A alta dos preços e das perspectivas inflacionárias deve levar o Banco Central a manter os juros brasileiros pelo terceiro mês seguido em julho, uma decisão que tem respaldo também nos números mais fortes de atividade econômica, mostrou uma pesquisa da Reuters. A segunda parte da reunião do Copom (Comitê de Política Monetária) acontece na tarde desta quarta-feira. O resultado da decisão será divulgado após as 18h.

Todas as 20 instituições financeiras ouvidas prevêem que o Comitê de Política Monetária (Copom) deixará a Selic em 16% na reunião de 20 e 21 de julho.

"Fundamentalmente é inflação. O cenário externo deu uma melhorada, o câmbio se apreciou, mas a inflação vai exigir cautela", afirmou Newton Rosa, economista-chefe da Sul América Investimentos.

O Índice Nacional de Preços ao Consumidor Amplo (IPCA) teve em junho a segunda maior taxa do ano, de 0,71%.

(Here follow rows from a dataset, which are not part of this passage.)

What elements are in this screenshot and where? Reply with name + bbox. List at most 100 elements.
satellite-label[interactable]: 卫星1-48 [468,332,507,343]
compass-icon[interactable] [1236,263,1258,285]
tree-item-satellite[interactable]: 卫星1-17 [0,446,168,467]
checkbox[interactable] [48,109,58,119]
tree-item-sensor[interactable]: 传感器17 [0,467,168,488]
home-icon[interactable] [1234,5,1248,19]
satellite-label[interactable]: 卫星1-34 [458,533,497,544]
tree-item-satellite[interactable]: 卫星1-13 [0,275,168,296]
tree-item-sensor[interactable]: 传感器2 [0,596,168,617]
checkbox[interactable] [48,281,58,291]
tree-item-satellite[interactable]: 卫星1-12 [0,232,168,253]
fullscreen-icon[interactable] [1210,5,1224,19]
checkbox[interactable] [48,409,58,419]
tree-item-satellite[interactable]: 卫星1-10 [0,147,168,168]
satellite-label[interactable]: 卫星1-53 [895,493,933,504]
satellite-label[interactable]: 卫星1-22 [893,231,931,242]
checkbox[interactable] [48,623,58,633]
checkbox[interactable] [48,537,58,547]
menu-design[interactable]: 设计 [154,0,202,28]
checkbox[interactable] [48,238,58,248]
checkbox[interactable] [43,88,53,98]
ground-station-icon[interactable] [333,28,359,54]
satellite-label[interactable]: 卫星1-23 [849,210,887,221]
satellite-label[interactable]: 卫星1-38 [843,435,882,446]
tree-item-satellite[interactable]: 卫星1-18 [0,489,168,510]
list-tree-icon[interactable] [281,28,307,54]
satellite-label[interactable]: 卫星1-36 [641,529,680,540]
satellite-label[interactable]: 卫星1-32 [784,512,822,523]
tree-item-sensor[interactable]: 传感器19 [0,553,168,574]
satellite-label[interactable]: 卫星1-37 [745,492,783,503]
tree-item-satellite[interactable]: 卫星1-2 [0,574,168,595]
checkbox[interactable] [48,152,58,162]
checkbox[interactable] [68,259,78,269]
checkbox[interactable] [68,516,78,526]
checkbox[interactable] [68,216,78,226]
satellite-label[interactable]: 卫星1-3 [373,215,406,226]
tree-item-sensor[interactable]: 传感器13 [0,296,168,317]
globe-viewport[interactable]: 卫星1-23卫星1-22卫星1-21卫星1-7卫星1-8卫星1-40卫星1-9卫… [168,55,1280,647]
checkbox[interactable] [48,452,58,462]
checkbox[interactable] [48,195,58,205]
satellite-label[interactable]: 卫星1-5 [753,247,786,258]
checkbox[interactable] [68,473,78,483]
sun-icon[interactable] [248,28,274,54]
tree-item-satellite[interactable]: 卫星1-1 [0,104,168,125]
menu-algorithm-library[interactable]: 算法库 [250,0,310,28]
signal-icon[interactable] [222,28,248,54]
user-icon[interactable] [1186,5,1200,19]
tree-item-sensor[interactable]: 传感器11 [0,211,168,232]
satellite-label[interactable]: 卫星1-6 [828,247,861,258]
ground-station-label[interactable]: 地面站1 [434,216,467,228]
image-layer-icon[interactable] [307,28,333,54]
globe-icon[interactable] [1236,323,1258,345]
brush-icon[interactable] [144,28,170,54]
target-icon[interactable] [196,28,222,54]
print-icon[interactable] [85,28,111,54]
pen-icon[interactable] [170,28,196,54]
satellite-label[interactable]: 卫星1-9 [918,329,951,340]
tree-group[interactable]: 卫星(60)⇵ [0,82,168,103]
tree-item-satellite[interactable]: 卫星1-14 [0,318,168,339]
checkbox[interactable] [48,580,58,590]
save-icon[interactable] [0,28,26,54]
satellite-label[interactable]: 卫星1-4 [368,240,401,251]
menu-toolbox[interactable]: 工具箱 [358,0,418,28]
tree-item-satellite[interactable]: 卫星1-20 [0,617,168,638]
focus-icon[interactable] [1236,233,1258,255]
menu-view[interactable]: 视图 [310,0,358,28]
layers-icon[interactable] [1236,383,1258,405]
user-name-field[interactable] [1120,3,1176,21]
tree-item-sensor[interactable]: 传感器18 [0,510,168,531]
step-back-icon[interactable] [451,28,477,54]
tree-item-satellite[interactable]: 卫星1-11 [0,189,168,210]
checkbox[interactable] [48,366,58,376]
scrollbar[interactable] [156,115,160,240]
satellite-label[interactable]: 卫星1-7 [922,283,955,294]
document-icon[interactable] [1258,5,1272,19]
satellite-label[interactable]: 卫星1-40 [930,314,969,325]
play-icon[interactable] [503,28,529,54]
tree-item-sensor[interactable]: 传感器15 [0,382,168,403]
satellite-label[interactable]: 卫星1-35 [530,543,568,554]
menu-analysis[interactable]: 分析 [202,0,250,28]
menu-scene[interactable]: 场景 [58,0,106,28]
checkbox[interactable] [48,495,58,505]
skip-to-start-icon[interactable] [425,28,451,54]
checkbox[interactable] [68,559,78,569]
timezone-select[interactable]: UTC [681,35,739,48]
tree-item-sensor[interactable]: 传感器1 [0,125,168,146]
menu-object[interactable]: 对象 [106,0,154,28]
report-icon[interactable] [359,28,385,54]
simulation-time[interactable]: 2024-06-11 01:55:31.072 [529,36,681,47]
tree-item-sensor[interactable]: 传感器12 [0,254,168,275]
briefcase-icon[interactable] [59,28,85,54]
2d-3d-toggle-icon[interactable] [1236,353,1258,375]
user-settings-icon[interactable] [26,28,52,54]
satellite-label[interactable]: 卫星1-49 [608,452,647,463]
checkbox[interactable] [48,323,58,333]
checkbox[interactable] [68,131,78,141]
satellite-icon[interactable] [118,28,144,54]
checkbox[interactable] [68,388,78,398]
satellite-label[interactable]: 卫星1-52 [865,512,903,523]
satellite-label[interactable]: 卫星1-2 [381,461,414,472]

Economistas prevêem que a inflação seja ainda maior neste mês, em razão dos preços administrados e da retomada do consumo interno, que abre espaço para repasses.

"Vamos ter preços administrados agora e a demanda doméstica está em recuperação... então o BC não pode sinalizar que aceita inflação", disse a economista-chefe do Bes Investimentos, Sandra Utsumi.

Adauto Lima, economista do Banco WestLB do Brasil, lembrou que os bons dados recentes da economia - como produção industrial, PIB e emprego - abrem espaço para que o "BC espere um pouco para avaliar o impacto (sobre a inflação) dos cortes de juros já feitos anteriormente".

ESPAÇO DE QUEDA REDUZIDO

A sondagem mostrou ainda que a maioria dos economistas vê espaço reduzido para corte dos juros, que seria de no máximo 1 ponto percentual entre agosto e dezembro. Quatro acham que os juros vão encerrar 2004 no atual patamar de 16%.

"A demanda (doméstica) está mesmo se recuperando. O BC vai ser conservador para não deixar a inflação acelerar", disse Massaru Nakayasu, economista-chefe do Banco de Tokyo Mitsubishi.

Entre os que apostam em corte, 7 acreditam que a Selic acabará o ano em 15,5%, 6 vêem 15% e um aposta em 15,25%. Dois não responderam.

Se houver reduções na taxa, devem ocorrer apenas no quarto trimestre, afirmaram os analistas.

Participantes: Banco de Tokyo Mitsubishi, Sul América Investimentos, ING, Tendências Consultoria, Banco WestLB do Brasil, Finabank, Banco Prosper, AGK Corretora, Global Invest Asset Management, Bes Investimentos, Interamerican Express, Banco Safra, Brascan, Rabobank, corretora Clickinvest, Global Station, Banco Schahin, Gap Asset Management, Ágora Senior, ABN Amro.